Dann erhielt Lorna Dory den Befehl, sich nicht von der Stelle zu rühren. Sie nickte hastig. Bount wusste, dass sie nicht den Mut aufbringen würde, sich ohne seine Erlaubnis zu erheben.
Er eilte mit Wilkie aus dem Wohnzimmer.
Sie rechneten beide nicht mit Zero. Sie wollten sich den Weg zu ihm sparen und gleich zum Keller hinuntereilen. Aber Zero war ein verdammt zäher Bursche. Er hatte viel Blut verloren, aber man musste immer noch mit ihm rechnen. Als die Vase zerschellte, holte er seinen Revolver unter dem Kopfkissen hervor. Mit schmerzverzerrtem Gesicht kämpfte er sich hoch. Er wollte nach dem Rechten sehen. Der starke Blutverlust hatte ihn entkräftet. Er schwankte bei jedem Schritt. Vor seinen Augen tanzten bunte Kreise. Sein Brustkorb war dick bandagiert. Trotzdem schleppte er sich zur Tür. Er öffnete sie und erblickte Reiniger und Lenning.
Sofort legte er auf Wilkie an.
Bount sah die Bewegung der hochfahrenden Waffe aus den Augenwinkeln. Er gab Lenning einen Stoß und feuerte dann gleichzeitig mit Zero. Die beiden Schüsse klangen wie einer. Zeros Kugel klatschte dicht neben Wilkie in die Wand.
Reinigers Kugel traf. Sie stieß Zero in das Gästezimmer zurück. Er versuchte sich an einem der Stühle festzukrallen - aber dann brach er zusammen und rührte sich nicht mehr. Zero war tot, mitten ins Herz getroffen.
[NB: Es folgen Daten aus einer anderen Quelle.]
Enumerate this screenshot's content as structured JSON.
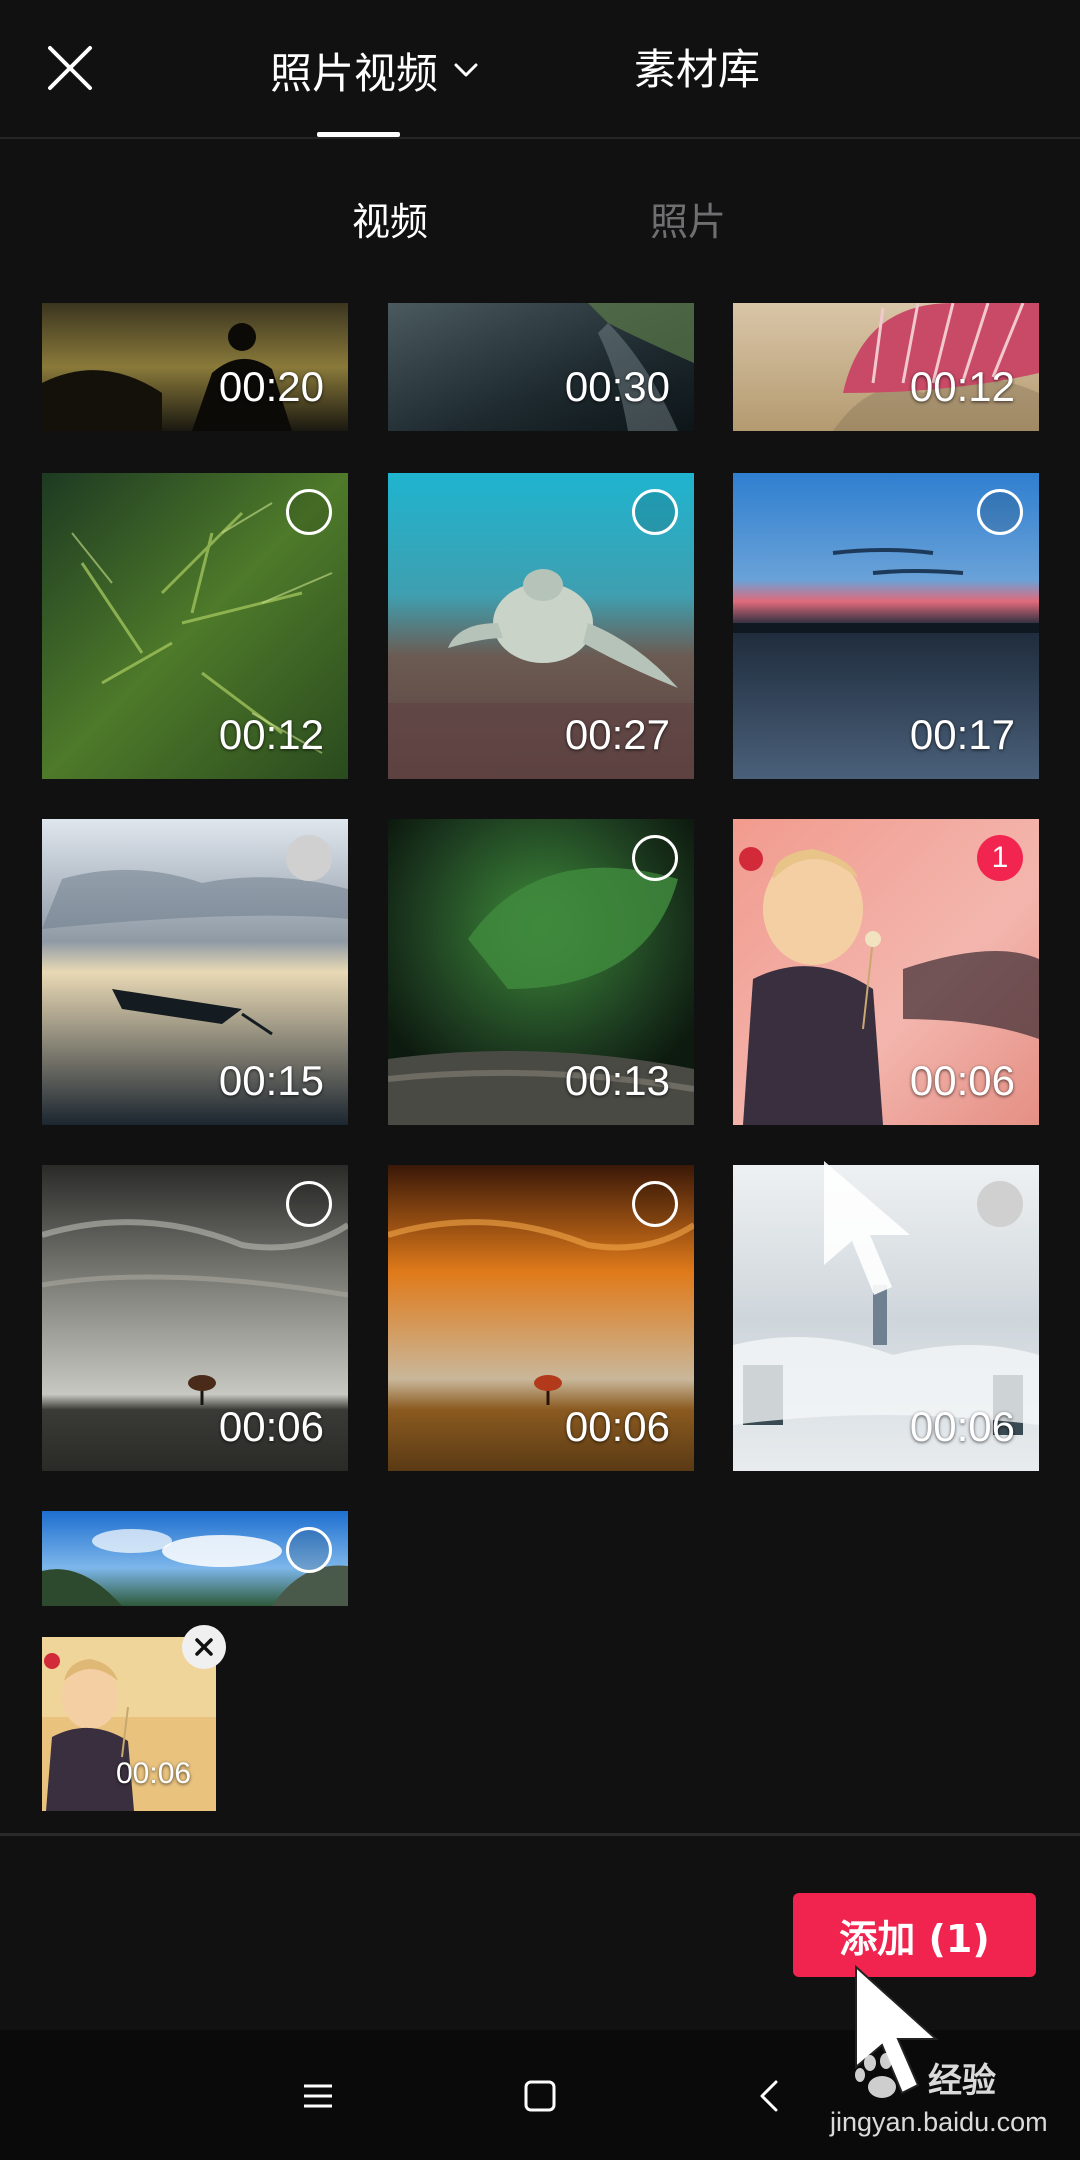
{
  "header": {
    "tab_main_label": "照片视频",
    "tab_library_label": "素材库"
  },
  "subtabs": {
    "video_label": "视频",
    "photo_label": "照片"
  },
  "media": [
    {
      "duration": "00:20",
      "scene": "silhouette-child",
      "selection": ""
    },
    {
      "duration": "00:30",
      "scene": "dark-water",
      "selection": ""
    },
    {
      "duration": "00:12",
      "scene": "seashell-sand",
      "selection": ""
    },
    {
      "duration": "00:12",
      "scene": "pine-branches",
      "selection": "empty"
    },
    {
      "duration": "00:27",
      "scene": "sea-turtle",
      "selection": "empty"
    },
    {
      "duration": "00:17",
      "scene": "sunset-lake",
      "selection": "empty"
    },
    {
      "duration": "00:15",
      "scene": "boat-lake",
      "selection": "empty"
    },
    {
      "duration": "00:13",
      "scene": "green-leaf",
      "selection": "empty"
    },
    {
      "duration": "00:06",
      "scene": "girl-flower",
      "selection": "1"
    },
    {
      "duration": "00:06",
      "scene": "grey-sky-tree",
      "selection": "empty"
    },
    {
      "duration": "00:06",
      "scene": "orange-sky-tree",
      "selection": "empty"
    },
    {
      "duration": "00:06",
      "scene": "city-fog",
      "selection": "empty"
    },
    {
      "duration": "",
      "scene": "blue-sky-mountain",
      "selection": "empty"
    }
  ],
  "tray": {
    "duration": "00:06",
    "scene": "girl-flower"
  },
  "actions": {
    "add_label": "添加 (1)"
  },
  "watermark": {
    "title": "经验",
    "url": "jingyan.baidu.com"
  },
  "colors": {
    "background": "#121112",
    "accent": "#f0244e",
    "inactive_text": "#6f6e70"
  },
  "icons": {
    "close": "close-icon",
    "dropdown": "chevron-down-icon",
    "remove": "close-icon",
    "nav_menu": "menu-icon",
    "nav_home": "home-icon",
    "nav_back": "back-icon"
  }
}
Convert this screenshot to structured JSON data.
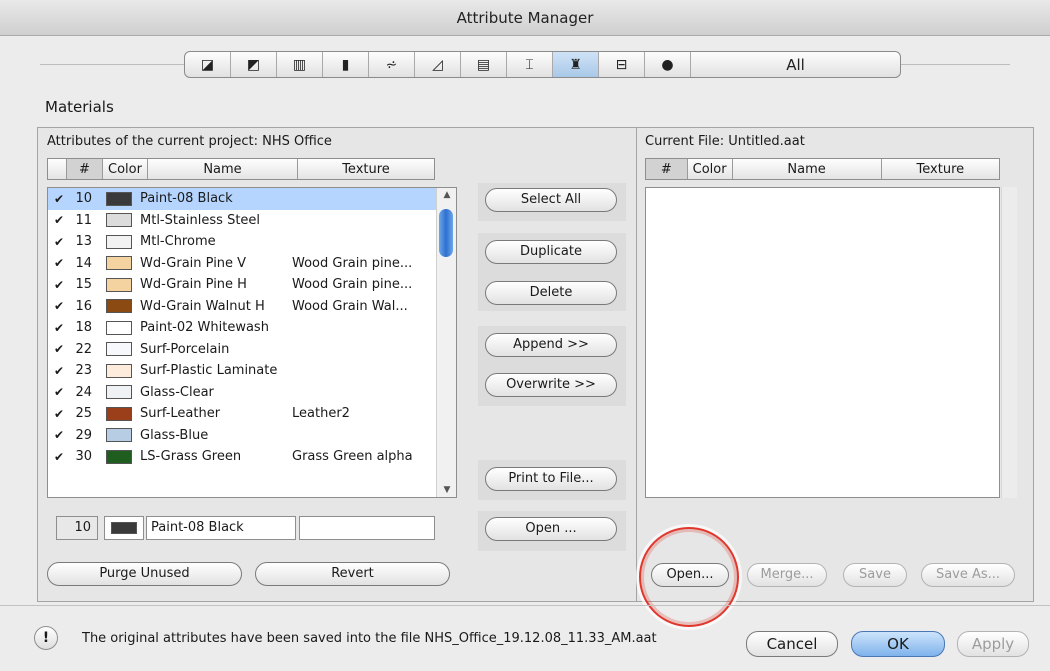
{
  "window": {
    "title": "Attribute Manager"
  },
  "toolbar": {
    "categories": [
      {
        "icon": "layers-icon",
        "glyph": "◪"
      },
      {
        "icon": "layer-combinations-icon",
        "glyph": "◩"
      },
      {
        "icon": "pens-icon",
        "glyph": "▥"
      },
      {
        "icon": "line-types-icon",
        "glyph": "▮"
      },
      {
        "icon": "fill-types-icon",
        "glyph": "⩫"
      },
      {
        "icon": "composites-icon",
        "glyph": "◿"
      },
      {
        "icon": "profiles-icon",
        "glyph": "▤"
      },
      {
        "icon": "zones-icon",
        "glyph": "⌶"
      },
      {
        "icon": "materials-icon",
        "glyph": "♜"
      },
      {
        "icon": "markup-styles-icon",
        "glyph": "⊟"
      },
      {
        "icon": "locations-icon",
        "glyph": "●"
      }
    ],
    "all_label": "All"
  },
  "materials_title": "Materials",
  "left": {
    "title": "Attributes of the current project: NHS Office",
    "columns": [
      "#",
      "Color",
      "Name",
      "Texture"
    ],
    "rows": [
      {
        "num": "10",
        "color": "#3a3a3a",
        "name": "Paint-08 Black",
        "texture": ""
      },
      {
        "num": "11",
        "color": "#dcdcdc",
        "name": "Mtl-Stainless Steel",
        "texture": ""
      },
      {
        "num": "13",
        "color": "#f2f2f2",
        "name": "Mtl-Chrome",
        "texture": ""
      },
      {
        "num": "14",
        "color": "#f5d3a0",
        "name": "Wd-Grain Pine V",
        "texture": "Wood Grain pine..."
      },
      {
        "num": "15",
        "color": "#f5d3a0",
        "name": "Wd-Grain Pine H",
        "texture": "Wood Grain pine..."
      },
      {
        "num": "16",
        "color": "#8b4a12",
        "name": "Wd-Grain Walnut H",
        "texture": "Wood Grain Wal..."
      },
      {
        "num": "18",
        "color": "#ffffff",
        "name": "Paint-02 Whitewash",
        "texture": ""
      },
      {
        "num": "22",
        "color": "#f6f8fb",
        "name": "Surf-Porcelain",
        "texture": ""
      },
      {
        "num": "23",
        "color": "#fdebdc",
        "name": "Surf-Plastic Laminate",
        "texture": ""
      },
      {
        "num": "24",
        "color": "#eef2f4",
        "name": "Glass-Clear",
        "texture": ""
      },
      {
        "num": "25",
        "color": "#9b3f1a",
        "name": "Surf-Leather",
        "texture": "Leather2"
      },
      {
        "num": "29",
        "color": "#b6cde4",
        "name": "Glass-Blue",
        "texture": ""
      },
      {
        "num": "30",
        "color": "#1f5e1f",
        "name": "LS-Grass Green",
        "texture": "Grass Green alpha"
      }
    ],
    "edit": {
      "num": "10",
      "color": "#3a3a3a",
      "name": "Paint-08 Black",
      "texture": ""
    },
    "purge_label": "Purge Unused",
    "revert_label": "Revert"
  },
  "middle": {
    "select_all": "Select All",
    "duplicate": "Duplicate",
    "delete": "Delete",
    "append": "Append >>",
    "overwrite": "Overwrite >>",
    "print_to_file": "Print to File...",
    "open": "Open ..."
  },
  "right": {
    "title": "Current File: Untitled.aat",
    "columns": [
      "#",
      "Color",
      "Name",
      "Texture"
    ],
    "open_label": "Open...",
    "merge_label": "Merge...",
    "save_label": "Save",
    "save_as_label": "Save As..."
  },
  "footer": {
    "message": "The original attributes have been saved into the file NHS_Office_19.12.08_11.33_AM.aat",
    "cancel": "Cancel",
    "ok": "OK",
    "apply": "Apply"
  }
}
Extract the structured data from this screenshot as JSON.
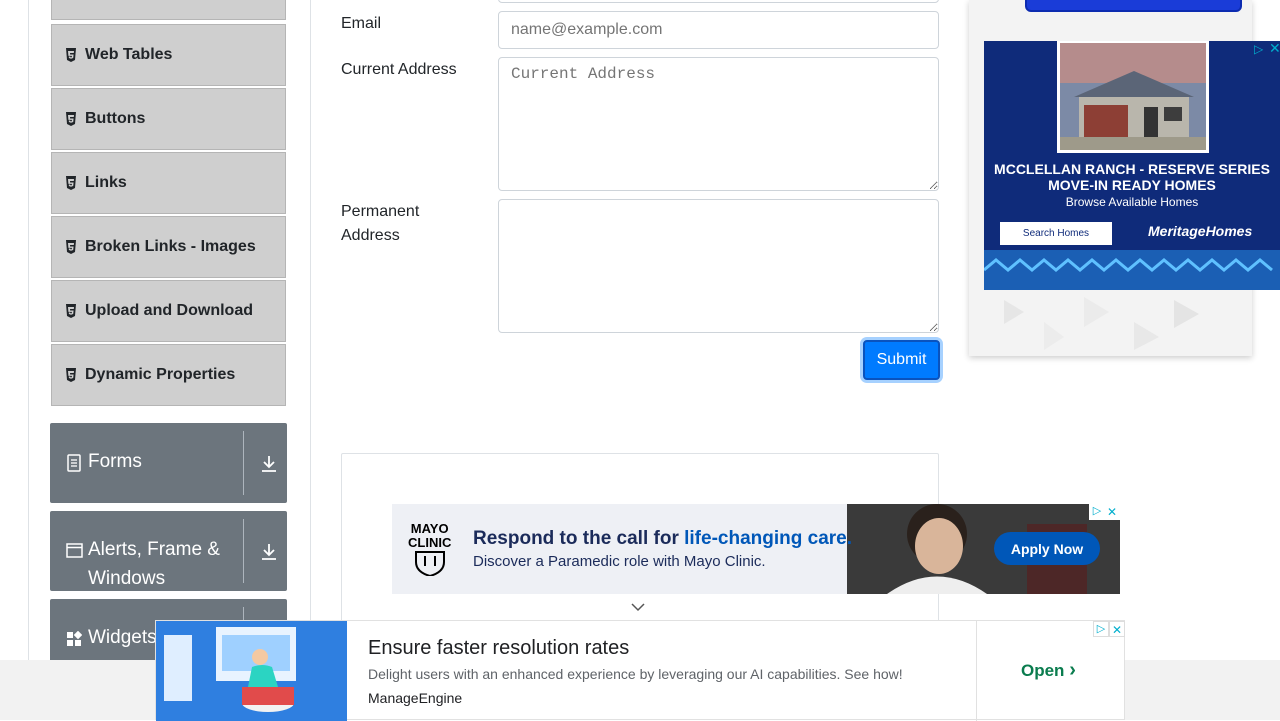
{
  "sidebar": {
    "items": [
      {
        "label": "Web Tables"
      },
      {
        "label": "Buttons"
      },
      {
        "label": "Links"
      },
      {
        "label": "Broken Links - Images"
      },
      {
        "label": "Upload and Download"
      },
      {
        "label": "Dynamic Properties"
      }
    ],
    "groups": [
      {
        "label": "Forms"
      },
      {
        "label": "Alerts, Frame & Windows"
      },
      {
        "label": "Widgets"
      }
    ]
  },
  "form": {
    "email_label": "Email",
    "email_placeholder": "name@example.com",
    "current_label": "Current Address",
    "current_placeholder": "Current Address",
    "permanent_label": "Permanent Address",
    "submit_label": "Submit"
  },
  "ads": {
    "house": {
      "headline1": "MCCLELLAN RANCH - RESERVE SERIES",
      "headline2": "MOVE-IN READY HOMES",
      "sub": "Browse Available Homes",
      "button": "Search Homes",
      "brand": "MeritageHomes"
    },
    "mayo": {
      "logo_line1": "MAYO",
      "logo_line2": "CLINIC",
      "headline_a": "Respond to the call for ",
      "headline_b": "life-changing care.",
      "sub": "Discover a Paramedic role with Mayo Clinic.",
      "cta": "Apply Now"
    },
    "bottom": {
      "title": "Ensure faster resolution rates",
      "desc": "Delight users with an enhanced experience by leveraging our AI capabilities. See how!",
      "brand": "ManageEngine",
      "cta": "Open"
    }
  },
  "colors": {
    "primary": "#007bff",
    "group_bg": "#6c757d",
    "menu_bg": "#cfcfcf",
    "adchoice": "#00aecd",
    "mayo_blue": "#0057b8",
    "house_navy": "#0f2b7a"
  }
}
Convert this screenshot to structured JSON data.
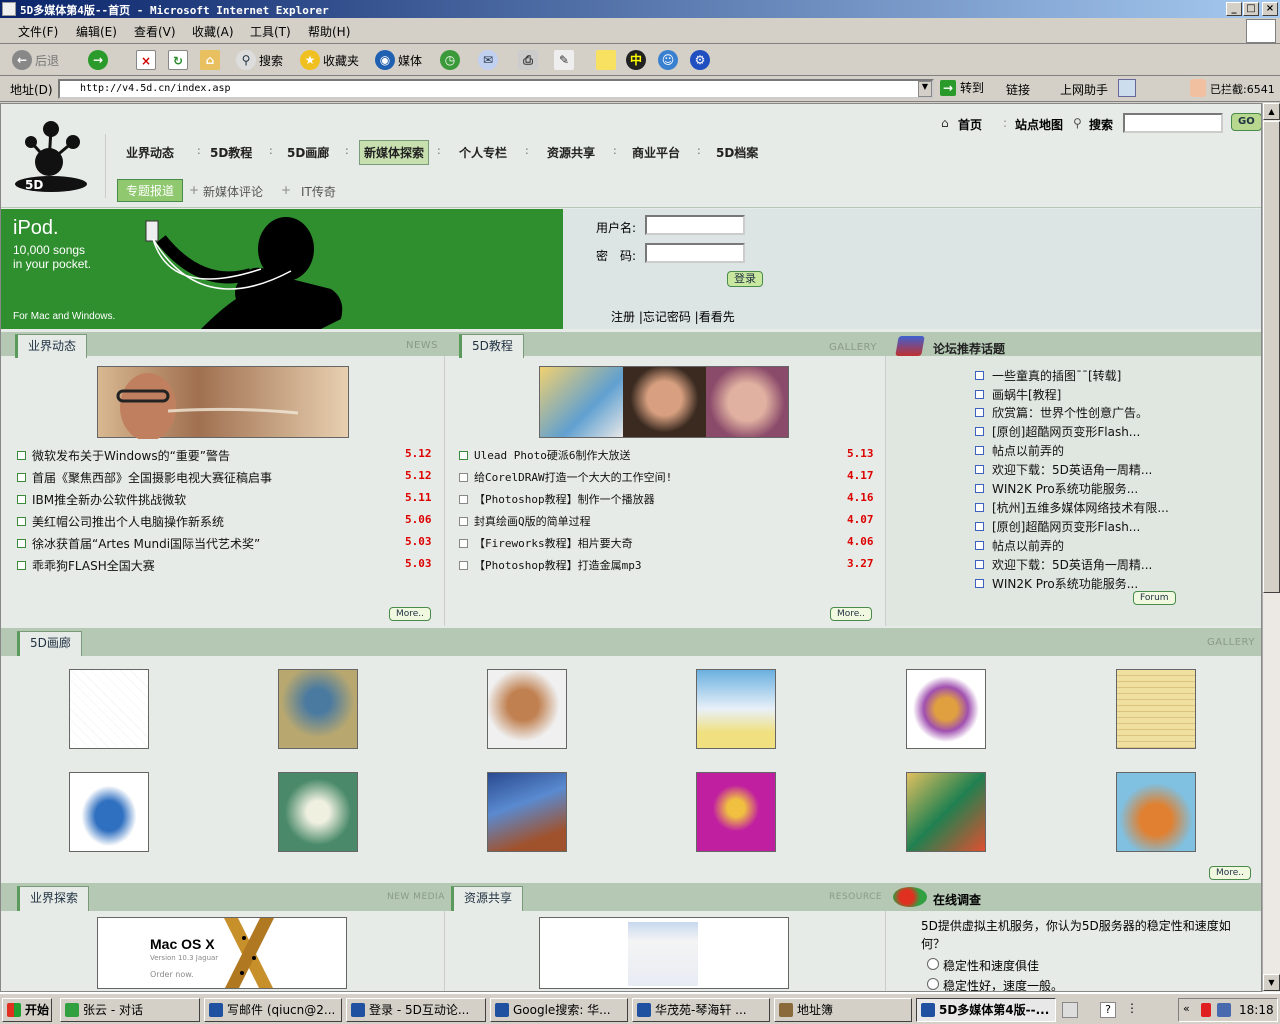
{
  "window": {
    "title": "5D多媒体第4版--首页 - Microsoft Internet Explorer"
  },
  "menu": [
    "文件(F)",
    "编辑(E)",
    "查看(V)",
    "收藏(A)",
    "工具(T)",
    "帮助(H)"
  ],
  "toolbar": {
    "back": "后退",
    "search": "搜索",
    "favorites": "收藏夹",
    "media": "媒体"
  },
  "address": {
    "label": "地址(D)",
    "url": "http://v4.5d.cn/index.asp",
    "go": "转到",
    "links": "链接",
    "assistant": "上网助手",
    "blocked": "已拦截:6541"
  },
  "topbar": {
    "home": "首页",
    "sitemap": "站点地图",
    "search": "搜索",
    "go": "GO"
  },
  "nav": [
    "业界动态",
    "5D教程",
    "5D画廊",
    "新媒体探索",
    "个人专栏",
    "资源共享",
    "商业平台",
    "5D档案"
  ],
  "subnav": [
    "专题报道",
    "新媒体评论",
    "IT传奇"
  ],
  "banner": {
    "brand": "iPod.",
    "line1": "10,000 songs",
    "line2": "in your pocket.",
    "foot": "For Mac and Windows."
  },
  "login": {
    "user_label": "用户名:",
    "pass_label": "密　码:",
    "login_btn": "登录",
    "links": "注册 |忘记密码 |看看先"
  },
  "news": {
    "tab": "业界动态",
    "label": "NEWS",
    "items": [
      {
        "title": "微软发布关于Windows的“重要”警告",
        "date": "5.12"
      },
      {
        "title": "首届《聚焦西部》全国摄影电视大赛征稿启事",
        "date": "5.12"
      },
      {
        "title": "IBM推全新办公软件挑战微软",
        "date": "5.11"
      },
      {
        "title": "美红帽公司推出个人电脑操作新系统",
        "date": "5.06"
      },
      {
        "title": "徐冰获首届“Artes Mundi国际当代艺术奖”",
        "date": "5.03"
      },
      {
        "title": "乖乖狗FLASH全国大赛",
        "date": "5.03"
      }
    ],
    "more": "More.."
  },
  "tutorials": {
    "tab": "5D教程",
    "label": "GALLERY",
    "items": [
      {
        "title": "Ulead Photo硬派6制作大放送",
        "date": "5.13"
      },
      {
        "title": "给CorelDRAW打造一个大大的工作空间!",
        "date": "4.17"
      },
      {
        "title": "【Photoshop教程】制作一个播放器",
        "date": "4.16"
      },
      {
        "title": "封真绘画Q版的简单过程",
        "date": "4.07"
      },
      {
        "title": "【Fireworks教程】相片要大奇",
        "date": "4.06"
      },
      {
        "title": "【Photoshop教程】打造金属mp3",
        "date": "3.27"
      }
    ],
    "more": "More.."
  },
  "forum": {
    "title": "论坛推荐话题",
    "items": [
      "一些童真的插图¯¯[转载]",
      "画蜗牛[教程]",
      "欣赏篇：世界个性创意广告。",
      "[原创]超酷网页变形Flash...",
      "帖点以前弄的",
      "欢迎下载：5D英语角一周精...",
      "WIN2K Pro系统功能服务...",
      "[杭州]五维多媒体网络技术有限...",
      "[原创]超酷网页变形Flash...",
      "帖点以前弄的",
      "欢迎下载：5D英语角一周精...",
      "WIN2K Pro系统功能服务..."
    ],
    "more": "Forum"
  },
  "gallery": {
    "tab": "5D画廊",
    "label": "GALLERY",
    "more": "More.."
  },
  "bottom": {
    "explore_tab": "业界探索",
    "explore_label": "NEW MEDIA",
    "resource_tab": "资源共享",
    "resource_label": "RESOURCE",
    "survey_title": "在线调查",
    "survey_question": "5D提供虚拟主机服务，你认为5D服务器的稳定性和速度如何？",
    "survey_opt1": "稳定性和速度俱佳",
    "survey_opt2": "稳定性好，速度一般。",
    "mac_title": "Mac OS X",
    "mac_sub": "Version 10.3 Jaguar",
    "mac_order": "Order now."
  },
  "taskbar": {
    "start": "开始",
    "tasks": [
      "张云 - 对话",
      "写邮件 (qiucn@2...",
      "登录 - 5D互动论...",
      "Google搜索: 华...",
      "华茂苑-琴海轩 ...",
      "地址簿",
      "5D多媒体第4版--..."
    ],
    "clock": "18:18"
  },
  "colors": {
    "green": "#2f8f2f",
    "nav_bg": "#e7ebe7",
    "panel": "#b4c8b4",
    "date_red": "#dd0000"
  }
}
Unten schwang die Kellertür auf.
Kevin La Casas verstörtes Gesicht war für einen kurzen Moment zu sehen. Der Gangboss schleuderte die Tür gleich wieder zu. Bount und Wilkie hetzten die Stufen hinunter. Mit schussbereiten Waffen wirbelten sie in den Keller. Die beiden Drucker starrten sie entgeistert an.
„Hände hoch!“, schrie Bount. „Umdrehen ! An die Wand!“
Die Männer gehorchten unverzüglich. Die Druckmaschine ratterte ohne sie weiter. Bogen um Bogen warf sie aus. Kanadische Zwanzig-Dollar-Noten. Blüten. Das war es, was Kevin La Casa hier unten also produzierte.
La Casa!
Bounts Blick suchte den Gangboss. Er entdeckte eine offenstehende Tür. Während sich Wilkie Lenning um die Drucker kümmerte, hetzte Bount Reiniger auf jene Tür zu, die aus dem Keller direkt ins Freie führte. Atemlos kam Reiniger beim oberen Treppenende an. Er hörte stampfende Schritte. Als er um die Ecke des Hauses bog, riss Kevin La Casa gerade die Tür des Oldsmobile auf.
„Halt!“, schrie Reiniger. „Keine Bewegung, La Casa!“
Der Gangsterboss fuhr wie von der Tarantel gestochen herum. Mit wutverzerrtem Gesicht eröffnete er das Feuer auf Bount Reiniger.
Bount warf sich zu Boden und schoss zurück. Seine Kugeln hoben den Gangsterboss regelrecht aus. Sie schleuderten ihn in den Wagen hinein. Auf das Lenkrad. Die Hupe brüllte los und hörte nicht mehr auf. Aber La Casa merkte von alledem nichts mehr. Denn Kevin La Casa war tot.